Dans un merveilleux service, un thé à l'anglaise apparut.
Délicieux. Je commençai à m'adapter à la situation
en trouvant tout cela tellement cocasse qu'il fallait en profiter et voir
la vie en bonbon. Les conversations avaient repris et on nous ignorait
carrément. Après une bonne demi-heure pour siroter cet excellent
breuvage, nous payâmes sans problème.
Le thé était moins cher que celui du Pudding Shop (le café
des routards) qui n'était que du pipi de chat. Victoire, nous allions
pouvoir installer cette dynamo prometteuse.

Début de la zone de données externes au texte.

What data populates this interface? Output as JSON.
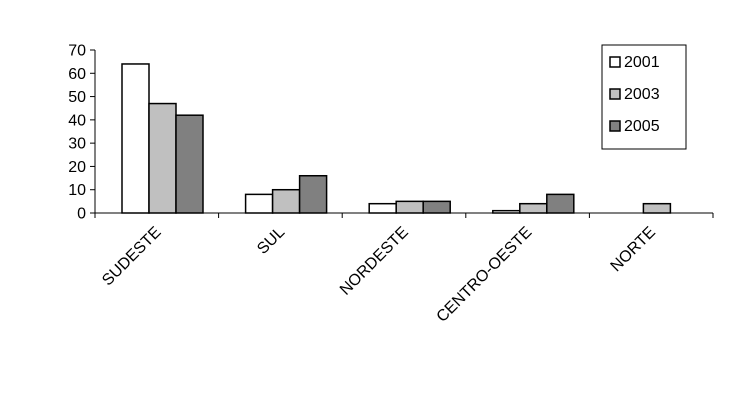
{
  "chart_data": {
    "type": "bar",
    "title": "",
    "xlabel": "",
    "ylabel": "",
    "categories": [
      "SUDESTE",
      "SUL",
      "NORDESTE",
      "CENTRO-OESTE",
      "NORTE"
    ],
    "series": [
      {
        "name": "2001",
        "color": "#ffffff",
        "values": [
          64,
          8,
          4,
          1,
          0
        ]
      },
      {
        "name": "2003",
        "color": "#c0c0c0",
        "values": [
          47,
          10,
          5,
          4,
          4
        ]
      },
      {
        "name": "2005",
        "color": "#808080",
        "values": [
          42,
          16,
          5,
          8,
          0
        ]
      }
    ],
    "ylim": [
      0,
      70
    ],
    "yticks": [
      "0",
      "10",
      "20",
      "30",
      "40",
      "50",
      "60",
      "70"
    ],
    "grid": false,
    "legend_position": "top-right"
  }
}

Pour la petite histoire, le garagiste grec était si malhabile que
nous fîmes la transformation nous-mêmes. Ça fonctionnait.
Nous allions enfin pouvoir poursuivre notre voyage vers l'Inde. Nous partîmes
donc de bon matin avant le jour, le coeur en liesse. La nuit était
comme un four. Tout d'abord, il fallait changer, non plus des chèques
de voyage, mais bien de continent. Quitter l'Europe et continuer en Asie
si proche, juste de l'autre côté du beau Sphore.
Le plus simple, mais aussi le plus cher à cause du péage,
était de passer le tout nouveau pont suspendu façon
Tancarville. Nous le fîmes, payâmes le péage et
cinq cent mètres plus loin, notre sytème explosa ! Fin
du voyage avec la moto, il fallait poursuivre autrement.